L’Union européenne a demandé « la publication des procès-verbaux de chaque centre local de compilation des résultats ». Les Etats-Unis ont réclamé une « clarification » et exhorté toutes les parties au calme, comme l’Union africaine ou les Nations unies (ONU).

La prudence internationale à l’égard des résultats fournis par la CENI tient aux objections de la toute-puissante Eglise catholique, qui a elle aussi demandé à l’ONU la publication des procès-verbaux du scrutin « pour enlever les doutes ». Selon la Conférence nationale épiscopale du Congo (Cenco), les résultats de la CENI « ne correspondent pas » aux données recueillies par les 40 000 observateurs qu’elle affirme avoir déployés le jour du vote.

« Comme tous les dimanches », M. Fayulu s’est rendu dans la matinée à l’église protestante Philadelphie. « Notre foi est intacte, inébranlable.
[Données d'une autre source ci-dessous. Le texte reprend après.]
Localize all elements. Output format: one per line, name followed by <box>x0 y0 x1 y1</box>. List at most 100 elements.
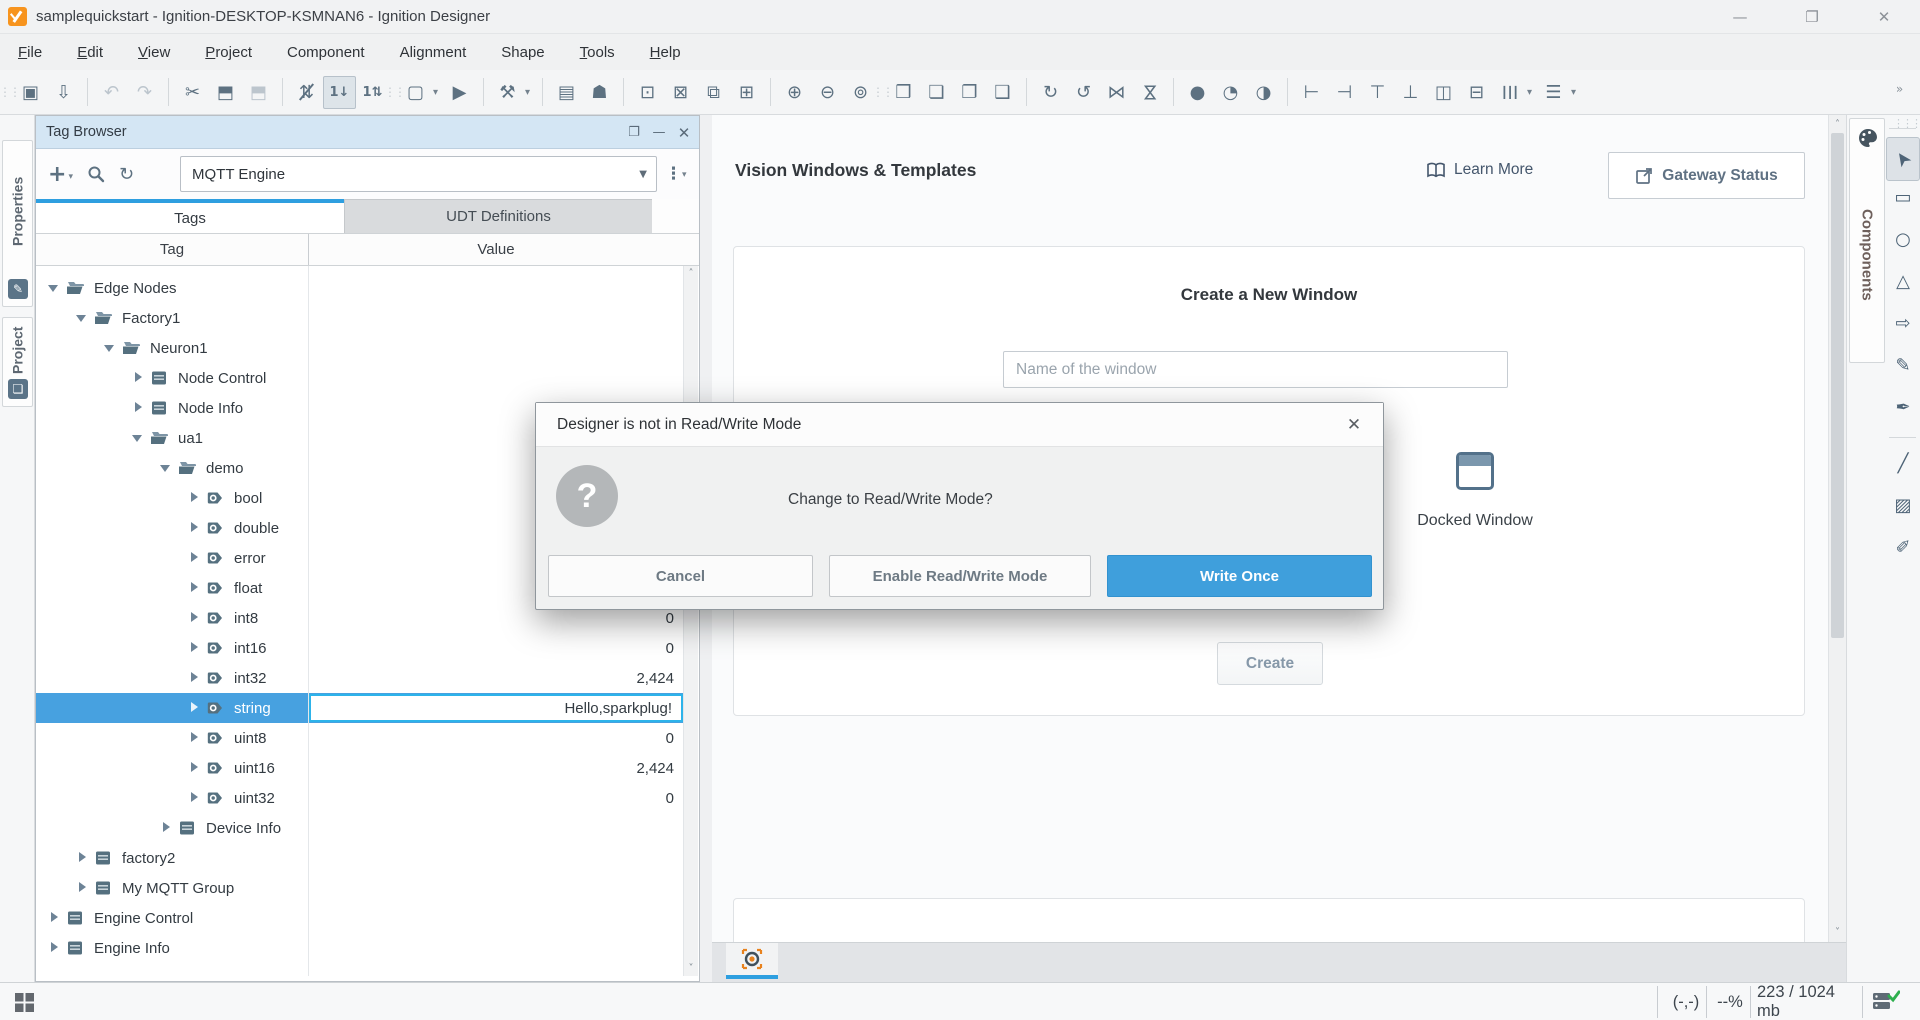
shape-intersect-icon[interactable]: ◑ <box>1247 76 1280 109</box>
expand-arrow-icon[interactable] <box>74 880 90 896</box>
rotate-cw-icon[interactable]: ↻ <box>1034 76 1067 109</box>
tree-row[interactable]: Factory1 <box>36 303 684 333</box>
menu-file[interactable]: File <box>4 37 56 68</box>
expand-arrow-icon[interactable] <box>186 550 202 566</box>
expand-arrow-icon[interactable] <box>186 730 202 746</box>
enable-readwrite-button[interactable]: Enable Read/Write Mode <box>829 555 1091 597</box>
tag-value-cell[interactable] <box>309 364 683 392</box>
save-icon[interactable]: ▣ <box>14 76 47 109</box>
rotate-ccw-icon[interactable]: ↺ <box>1067 76 1100 109</box>
center-vertical-icon[interactable]: ⊟ <box>1460 76 1493 109</box>
tag-provider-select[interactable]: MQTT Engine ▼ <box>180 156 657 192</box>
group-selection-icon[interactable]: ⧉ <box>697 76 730 109</box>
polygon-tool-icon[interactable]: △ <box>1886 263 1920 299</box>
align-bottom-icon[interactable]: ⊥ <box>1394 76 1427 109</box>
expand-arrow-icon[interactable] <box>186 760 202 776</box>
zoom-out-icon[interactable]: ⊖ <box>811 76 844 109</box>
tag-value-cell[interactable] <box>309 334 683 362</box>
pattern-tool-icon[interactable]: ▨ <box>1886 487 1920 523</box>
panel-close-icon[interactable]: ✕ <box>671 116 697 149</box>
dialog-close-icon[interactable]: ✕ <box>1339 403 1369 447</box>
tree-row[interactable]: Neuron1 <box>36 333 684 363</box>
write-once-button[interactable]: Write Once <box>1107 555 1372 597</box>
flip-horizontal-icon[interactable]: ⋈ <box>1100 76 1133 109</box>
script-icon[interactable]: ▤ <box>550 76 583 109</box>
tree-row[interactable]: uint16 2,424 <box>36 753 684 783</box>
shape-subtract-icon[interactable]: ◔ <box>1214 76 1247 109</box>
scroll-up-icon[interactable]: ˄ <box>1829 116 1846 133</box>
tree-row[interactable]: Engine Control <box>36 903 684 933</box>
zoom-in-icon[interactable]: ⊕ <box>778 76 811 109</box>
tag-value-cell[interactable] <box>309 304 683 332</box>
create-button[interactable]: Create <box>1217 642 1323 685</box>
tree-row[interactable]: uint8 0 <box>36 723 684 753</box>
window-grid-icon[interactable] <box>14 992 35 1018</box>
menu-view[interactable]: View <box>124 37 184 68</box>
expand-arrow-icon[interactable] <box>46 280 62 296</box>
add-tag-button[interactable]: + <box>48 162 66 187</box>
tag-value-cell[interactable] <box>309 814 683 842</box>
expand-arrow-icon[interactable] <box>46 940 62 956</box>
security-shield-icon[interactable]: ☗ <box>583 76 616 109</box>
preview-play-icon[interactable]: ▶ <box>443 76 476 109</box>
tag-value-cell[interactable]: 0 <box>309 784 683 812</box>
add-tag-caret-icon[interactable]: ▾ <box>68 172 73 182</box>
expand-arrow-icon[interactable] <box>186 580 202 596</box>
window-name-input[interactable] <box>1003 351 1508 388</box>
tab-tags[interactable]: Tags <box>36 199 344 233</box>
expand-arrow-icon[interactable] <box>186 520 202 536</box>
project-panel-tab[interactable]: Project ❏ <box>2 317 33 407</box>
menu-help[interactable]: Help <box>636 37 695 68</box>
paste-icon[interactable]: ⬒ <box>242 76 275 109</box>
cancel-button[interactable]: Cancel <box>548 555 813 597</box>
expand-arrow-icon[interactable] <box>186 670 202 686</box>
close-button[interactable]: ✕ <box>1848 0 1920 34</box>
tab-udt-definitions[interactable]: UDT Definitions <box>344 199 652 233</box>
send-to-back-icon[interactable]: ❏ <box>920 76 953 109</box>
paste-special-icon[interactable]: ⬒ <box>209 76 242 109</box>
tree-row[interactable]: Engine Info <box>36 933 684 963</box>
distribute-horizontal-caret-icon[interactable]: ▾ <box>1522 76 1537 109</box>
tag-value-cell[interactable]: 2,424 <box>309 664 683 692</box>
expand-arrow-icon[interactable] <box>130 370 146 386</box>
expand-arrow-icon[interactable] <box>186 700 202 716</box>
column-header-tag[interactable]: Tag <box>36 234 308 265</box>
menu-edit[interactable]: Edit <box>63 37 117 68</box>
tree-row[interactable]: int16 0 <box>36 633 684 663</box>
tree-row[interactable]: Device Info <box>36 813 684 843</box>
tag-value-cell[interactable]: 2,424 <box>309 754 683 782</box>
arrow-shape-tool-icon[interactable]: ⇨ <box>1886 305 1920 341</box>
comm-read-icon[interactable]: 1↓ <box>323 76 356 109</box>
tools-wrench-caret-icon[interactable]: ▾ <box>520 76 535 109</box>
pen-tool-icon[interactable]: ✒ <box>1886 389 1920 425</box>
panel-float-icon[interactable]: ❐ <box>621 116 647 149</box>
minimize-button[interactable]: — <box>1704 0 1776 34</box>
raise-layer-icon[interactable]: ❐ <box>953 76 986 109</box>
scroll-down-icon[interactable]: ˅ <box>684 961 698 976</box>
gateway-connection-icon[interactable] <box>1872 989 1900 1020</box>
tree-row[interactable]: string Hello,sparkplug! <box>36 693 684 723</box>
expand-arrow-icon[interactable] <box>46 910 62 926</box>
expand-arrow-icon[interactable] <box>186 790 202 806</box>
expand-arrow-icon[interactable] <box>130 400 146 416</box>
expand-arrow-icon[interactable] <box>186 490 202 506</box>
tree-row[interactable]: uint32 0 <box>36 783 684 813</box>
tag-browser-menu-icon[interactable]: ⋮ <box>665 164 683 184</box>
ellipse-tool-icon[interactable]: ○ <box>1886 221 1920 257</box>
pencil-tool-icon[interactable]: ✎ <box>1886 347 1920 383</box>
eyedropper-tool-icon[interactable]: ✐ <box>1886 529 1920 565</box>
resize-selection-icon[interactable]: ⊞ <box>730 76 763 109</box>
tree-row[interactable]: Edge Nodes <box>36 273 684 303</box>
expand-selection-icon[interactable]: ⊡ <box>631 76 664 109</box>
expand-arrow-icon[interactable] <box>186 640 202 656</box>
learn-more-link[interactable]: Learn More <box>1426 161 1533 179</box>
expand-arrow-icon[interactable] <box>102 340 118 356</box>
tag-value-cell[interactable] <box>309 844 683 872</box>
redo-icon[interactable]: ↷ <box>128 76 161 109</box>
getting-started-tab[interactable] <box>726 943 778 979</box>
comm-off-icon[interactable]: ⇅ <box>290 76 323 109</box>
scroll-down-icon[interactable]: ˅ <box>1829 924 1846 941</box>
export-icon[interactable]: ⇩ <box>47 76 80 109</box>
column-divider[interactable] <box>308 234 309 265</box>
docked-window-option[interactable]: Docked Window <box>1393 452 1557 530</box>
Parce que le peuple a décidé et la volonté du peuple sera réalisée », a-t-il confié à la sortie, les autres paroissiens saluant ses mots d’un amen.

Devenus au cours de la campagne de farouches rivaux, MM. Fayulu et Tshisekedi ont la particularité de fréquenter tous deux cette même église. Mais ce dernier, très discret depuis la publication des résultats, ne s’y est pas déplacé dimanche.

« M. Tshisekedi sera le faire-valoir de M. Kabila »

M. Tshisekedi doit lentement prendre la mesure du défi qui l’attend s’il est confirmé président du plus grand pays d’Afrique subsaharienne, aux énormes ressources naturelles mais marqué par de nombreux conflits internes et deux guerres entre 1996 et 2003.

A l’Assemblée nationale, les forces favorables au président sortant, Joseph Kabila, au sein de la coalition Front commun pour le Congo (FCC) ont largement obtenu la majorité (250 + 1), en empochant plus de 350 sièges, selon le gouvernement. La RDC est un régime semi-présidentiel où le premier ministre doit sortir des rangs du groupe majoritaire à l’Assemblée. M. Tshisekedi, qui obtiendrait une cinquantaine d’élus à la tête de la coalition Cap pour le changement (CACH), devrait ainsi être contraint à une cohabitation avec les partisans de M. Kabila.

M. Fayulu, dont la coalition, Lamuka, obtiendrait 80 députés, estime donc que « si M. Tshisekedi devient le président, c’est sur un strapontin qu’il va s’asseoir. Il sera le faire-valoir de M. Kabila, qui continuera à tirer les ficelles ».

Aux termes de la Constitution, M. Kabila ne peut prétendre à plus de deux mandats d’affilée. Mais, déjà assuré de devenir sénateur à vie, il envisage de revenir pour le prochain cycle électoral prévu en 2023. D’ici là, un accord aurait été passé avec M. Tshisekedi lui garantissant un droit de regard sur des postes stratégiques (défense, finances, gouverneur de la banque centrale), selon une source congolaise.

L’investiture du nouveau président est annoncée pour le 22 janvier, après la proclamation définitive des résultats.